Maryann Borden, a retired teacher who has lived in the western Michigan town since 1953, has photos documenting changes in the Twin Creek river since Nestle began pumping water in the region in the early 2000s for its “Ice Mountain” brand of bottled water.
“It’s not the same creek,” Borden, 73, told AFP. “It’s narrower and deeper and therefore warmer,” compared with the “biting cold” water of her youth.
“The trout can’t survive in it because the water is warmer,” she added.
Located about four hours north of Detroit and with a population of just 900, Osceola Township is a sleepy rural community whose biggest employer is SpringHill Camp, a Christian-oriented program for kids.
The town opposes granting Nestle a permit to build a pumping booster station along a water pipeline that feeds a tanker load dock in Evart, another small town nearby.
The booster station would help the company pump more water from a controversial Osceola County wellhead if the Michigan Department of Environmental Quality approves the project. Nestle wants to pump 400 gallons of water a minute, up from the 250 a minute currently.
Town officials voted in January to appeal a county court’s ruling in Nestle’s favor, portending a judicial saga.
“If you look at the culverts, they provide an historic landmark,” said Tim Ladd, manager of Osceola Township.

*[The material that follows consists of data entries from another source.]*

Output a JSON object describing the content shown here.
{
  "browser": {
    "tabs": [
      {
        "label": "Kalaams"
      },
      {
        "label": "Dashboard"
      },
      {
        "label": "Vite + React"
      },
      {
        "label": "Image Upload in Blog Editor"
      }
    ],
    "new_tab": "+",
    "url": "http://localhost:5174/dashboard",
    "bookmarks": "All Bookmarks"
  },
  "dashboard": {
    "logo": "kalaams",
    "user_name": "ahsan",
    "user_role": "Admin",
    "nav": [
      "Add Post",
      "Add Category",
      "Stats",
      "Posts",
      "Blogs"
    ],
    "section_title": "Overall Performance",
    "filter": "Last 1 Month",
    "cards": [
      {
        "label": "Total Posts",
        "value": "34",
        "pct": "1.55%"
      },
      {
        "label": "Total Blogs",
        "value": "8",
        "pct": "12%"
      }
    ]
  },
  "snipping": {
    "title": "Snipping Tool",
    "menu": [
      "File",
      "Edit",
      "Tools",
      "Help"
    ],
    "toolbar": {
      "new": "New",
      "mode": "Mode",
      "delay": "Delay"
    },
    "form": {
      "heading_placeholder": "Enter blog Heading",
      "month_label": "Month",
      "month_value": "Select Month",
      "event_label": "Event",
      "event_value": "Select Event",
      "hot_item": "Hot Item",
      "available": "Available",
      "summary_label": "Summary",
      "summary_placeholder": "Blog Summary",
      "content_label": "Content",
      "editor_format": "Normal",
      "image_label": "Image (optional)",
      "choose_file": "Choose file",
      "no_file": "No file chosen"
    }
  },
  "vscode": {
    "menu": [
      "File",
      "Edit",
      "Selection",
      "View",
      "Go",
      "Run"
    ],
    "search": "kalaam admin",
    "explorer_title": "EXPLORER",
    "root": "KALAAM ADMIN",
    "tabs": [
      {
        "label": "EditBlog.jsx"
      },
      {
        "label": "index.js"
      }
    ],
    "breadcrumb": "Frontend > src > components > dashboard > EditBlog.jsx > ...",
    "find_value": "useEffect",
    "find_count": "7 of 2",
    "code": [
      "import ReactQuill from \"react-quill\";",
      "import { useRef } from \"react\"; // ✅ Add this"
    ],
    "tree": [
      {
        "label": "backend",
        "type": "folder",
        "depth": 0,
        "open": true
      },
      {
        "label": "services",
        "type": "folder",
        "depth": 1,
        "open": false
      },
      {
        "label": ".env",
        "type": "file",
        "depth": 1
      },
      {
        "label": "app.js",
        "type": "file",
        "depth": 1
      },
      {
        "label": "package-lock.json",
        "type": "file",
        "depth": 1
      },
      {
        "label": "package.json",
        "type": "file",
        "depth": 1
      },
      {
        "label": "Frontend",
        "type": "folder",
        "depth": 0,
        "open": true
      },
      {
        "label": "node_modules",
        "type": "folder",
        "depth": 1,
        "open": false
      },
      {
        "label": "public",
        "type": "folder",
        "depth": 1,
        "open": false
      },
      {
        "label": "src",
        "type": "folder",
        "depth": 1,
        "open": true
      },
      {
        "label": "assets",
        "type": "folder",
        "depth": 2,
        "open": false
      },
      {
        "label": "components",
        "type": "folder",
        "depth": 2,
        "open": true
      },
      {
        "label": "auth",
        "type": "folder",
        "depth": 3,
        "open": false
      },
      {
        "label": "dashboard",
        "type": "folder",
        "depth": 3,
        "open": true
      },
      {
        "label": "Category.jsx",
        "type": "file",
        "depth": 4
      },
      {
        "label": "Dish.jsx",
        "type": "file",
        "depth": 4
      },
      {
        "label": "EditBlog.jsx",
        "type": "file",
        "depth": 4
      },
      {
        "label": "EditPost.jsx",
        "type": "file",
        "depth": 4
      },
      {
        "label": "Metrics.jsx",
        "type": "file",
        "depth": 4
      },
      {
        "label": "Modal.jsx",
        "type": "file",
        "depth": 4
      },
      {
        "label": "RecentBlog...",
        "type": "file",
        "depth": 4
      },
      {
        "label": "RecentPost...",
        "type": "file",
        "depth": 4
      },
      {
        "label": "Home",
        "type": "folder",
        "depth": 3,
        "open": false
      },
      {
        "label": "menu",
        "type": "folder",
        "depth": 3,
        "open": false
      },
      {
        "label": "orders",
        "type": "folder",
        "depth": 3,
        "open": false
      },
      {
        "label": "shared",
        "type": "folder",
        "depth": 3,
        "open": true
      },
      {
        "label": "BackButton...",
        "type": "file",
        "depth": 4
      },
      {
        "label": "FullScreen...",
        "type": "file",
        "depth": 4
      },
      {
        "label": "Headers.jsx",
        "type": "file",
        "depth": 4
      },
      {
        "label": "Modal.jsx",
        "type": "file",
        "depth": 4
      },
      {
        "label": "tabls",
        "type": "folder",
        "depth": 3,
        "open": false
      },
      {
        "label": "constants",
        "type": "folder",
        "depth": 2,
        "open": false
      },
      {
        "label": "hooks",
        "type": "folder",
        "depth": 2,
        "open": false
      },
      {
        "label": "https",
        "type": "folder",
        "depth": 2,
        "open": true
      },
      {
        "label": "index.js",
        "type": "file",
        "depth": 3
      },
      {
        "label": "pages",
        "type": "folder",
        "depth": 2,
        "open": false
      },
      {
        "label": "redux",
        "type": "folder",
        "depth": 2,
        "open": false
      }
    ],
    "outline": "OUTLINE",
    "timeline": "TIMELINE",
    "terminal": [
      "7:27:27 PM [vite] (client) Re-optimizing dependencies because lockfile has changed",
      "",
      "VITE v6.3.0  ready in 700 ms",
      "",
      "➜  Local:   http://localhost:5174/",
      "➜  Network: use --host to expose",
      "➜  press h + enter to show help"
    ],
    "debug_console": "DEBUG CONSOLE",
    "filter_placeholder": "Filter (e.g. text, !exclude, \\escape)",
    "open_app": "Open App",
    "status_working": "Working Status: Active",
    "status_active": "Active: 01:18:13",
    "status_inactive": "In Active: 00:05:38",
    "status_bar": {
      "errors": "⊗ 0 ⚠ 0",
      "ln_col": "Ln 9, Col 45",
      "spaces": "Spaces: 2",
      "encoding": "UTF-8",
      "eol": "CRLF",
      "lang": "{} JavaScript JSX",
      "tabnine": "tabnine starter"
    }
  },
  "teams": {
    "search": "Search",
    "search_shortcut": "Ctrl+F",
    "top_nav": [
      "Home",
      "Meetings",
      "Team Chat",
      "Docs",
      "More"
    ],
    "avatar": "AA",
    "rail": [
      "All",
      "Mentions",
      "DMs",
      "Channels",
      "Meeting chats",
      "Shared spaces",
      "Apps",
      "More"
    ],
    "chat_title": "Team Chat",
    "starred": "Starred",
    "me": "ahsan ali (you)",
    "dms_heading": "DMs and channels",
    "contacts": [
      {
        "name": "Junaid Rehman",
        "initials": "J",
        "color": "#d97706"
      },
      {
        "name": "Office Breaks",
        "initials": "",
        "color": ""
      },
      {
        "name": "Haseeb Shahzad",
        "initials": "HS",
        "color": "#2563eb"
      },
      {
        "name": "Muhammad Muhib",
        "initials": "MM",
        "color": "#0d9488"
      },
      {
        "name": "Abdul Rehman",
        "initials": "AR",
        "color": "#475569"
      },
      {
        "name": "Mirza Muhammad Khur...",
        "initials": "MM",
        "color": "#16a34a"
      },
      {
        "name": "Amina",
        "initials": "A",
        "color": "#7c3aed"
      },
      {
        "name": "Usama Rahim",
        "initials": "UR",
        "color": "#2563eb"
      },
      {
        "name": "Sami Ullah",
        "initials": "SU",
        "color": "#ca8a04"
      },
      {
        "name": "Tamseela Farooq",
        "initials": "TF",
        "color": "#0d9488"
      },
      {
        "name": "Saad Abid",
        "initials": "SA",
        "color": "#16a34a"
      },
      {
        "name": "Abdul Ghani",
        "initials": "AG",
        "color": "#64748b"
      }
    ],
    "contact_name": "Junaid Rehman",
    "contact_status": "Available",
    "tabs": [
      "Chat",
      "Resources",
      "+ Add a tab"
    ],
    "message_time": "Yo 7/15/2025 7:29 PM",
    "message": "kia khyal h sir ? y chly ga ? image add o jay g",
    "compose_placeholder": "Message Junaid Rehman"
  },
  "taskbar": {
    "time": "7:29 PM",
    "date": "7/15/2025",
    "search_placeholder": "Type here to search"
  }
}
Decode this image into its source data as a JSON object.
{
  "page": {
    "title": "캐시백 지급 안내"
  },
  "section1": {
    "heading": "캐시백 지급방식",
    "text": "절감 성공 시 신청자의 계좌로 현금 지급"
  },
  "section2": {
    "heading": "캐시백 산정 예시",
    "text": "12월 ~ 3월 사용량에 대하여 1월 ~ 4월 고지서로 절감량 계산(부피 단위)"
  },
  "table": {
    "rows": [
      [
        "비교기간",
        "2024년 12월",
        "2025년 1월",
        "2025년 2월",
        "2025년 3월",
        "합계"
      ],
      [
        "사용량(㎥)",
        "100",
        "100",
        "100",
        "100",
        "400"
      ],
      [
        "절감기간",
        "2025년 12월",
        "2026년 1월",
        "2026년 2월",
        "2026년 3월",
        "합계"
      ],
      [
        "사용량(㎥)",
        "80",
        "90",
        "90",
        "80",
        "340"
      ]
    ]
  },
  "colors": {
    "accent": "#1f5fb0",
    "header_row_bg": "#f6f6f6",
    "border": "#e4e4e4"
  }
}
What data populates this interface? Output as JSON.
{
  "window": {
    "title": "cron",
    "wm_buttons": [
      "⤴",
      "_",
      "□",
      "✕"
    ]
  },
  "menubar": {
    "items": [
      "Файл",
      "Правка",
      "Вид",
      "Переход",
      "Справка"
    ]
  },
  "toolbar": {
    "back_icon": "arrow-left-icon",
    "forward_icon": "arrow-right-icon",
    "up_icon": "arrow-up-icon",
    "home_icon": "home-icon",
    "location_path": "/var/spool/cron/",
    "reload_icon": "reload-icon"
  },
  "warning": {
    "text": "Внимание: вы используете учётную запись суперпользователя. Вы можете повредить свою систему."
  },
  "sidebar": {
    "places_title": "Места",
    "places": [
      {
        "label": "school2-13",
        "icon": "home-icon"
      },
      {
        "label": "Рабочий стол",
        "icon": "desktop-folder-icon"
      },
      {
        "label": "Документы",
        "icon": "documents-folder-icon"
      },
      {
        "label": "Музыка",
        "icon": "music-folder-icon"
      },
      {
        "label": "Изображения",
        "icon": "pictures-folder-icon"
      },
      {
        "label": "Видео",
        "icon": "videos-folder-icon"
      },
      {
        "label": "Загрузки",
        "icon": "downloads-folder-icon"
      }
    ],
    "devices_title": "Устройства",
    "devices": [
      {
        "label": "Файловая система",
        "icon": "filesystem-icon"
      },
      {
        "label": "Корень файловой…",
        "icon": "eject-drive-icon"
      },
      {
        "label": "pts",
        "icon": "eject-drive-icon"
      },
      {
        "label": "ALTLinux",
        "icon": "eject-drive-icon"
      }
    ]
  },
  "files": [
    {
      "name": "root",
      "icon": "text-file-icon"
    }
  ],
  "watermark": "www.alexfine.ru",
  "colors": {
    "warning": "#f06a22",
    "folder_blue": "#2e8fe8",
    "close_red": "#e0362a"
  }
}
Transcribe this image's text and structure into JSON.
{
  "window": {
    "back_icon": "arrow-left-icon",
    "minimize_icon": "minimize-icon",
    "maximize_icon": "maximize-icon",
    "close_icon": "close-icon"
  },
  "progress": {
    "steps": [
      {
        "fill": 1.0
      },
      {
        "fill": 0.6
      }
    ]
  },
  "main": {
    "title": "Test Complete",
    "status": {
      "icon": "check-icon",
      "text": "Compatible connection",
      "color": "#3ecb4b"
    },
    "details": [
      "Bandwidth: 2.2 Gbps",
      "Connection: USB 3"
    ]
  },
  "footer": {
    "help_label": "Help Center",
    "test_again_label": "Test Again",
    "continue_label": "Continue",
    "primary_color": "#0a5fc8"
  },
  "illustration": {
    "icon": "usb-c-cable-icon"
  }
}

“You don’t have to be a geologist or a hydrologist to see those water levels,” he added. “The water lake tables are lower today than what they were two years ago.”
Nestle rejects this argument and also has some backing among supporters who praise the company for keeping water rates low.
“There’s been no measurable changes to the streams, the aquatic life there,” said Arlene Anderson-Vincent, natural resource manager at Nestle Waters North America, who notes that dams in the area “can affect those streams.”
Nestle points to company-sponsored research that backs up its stance, but there has been no independent scientific review of the matter. Much of the anger in Osceola Township, that voted heavily for President Donald Trump in the 2016 US election, is due to a sense the town is being exploited by a powerful multinational blinded by profit.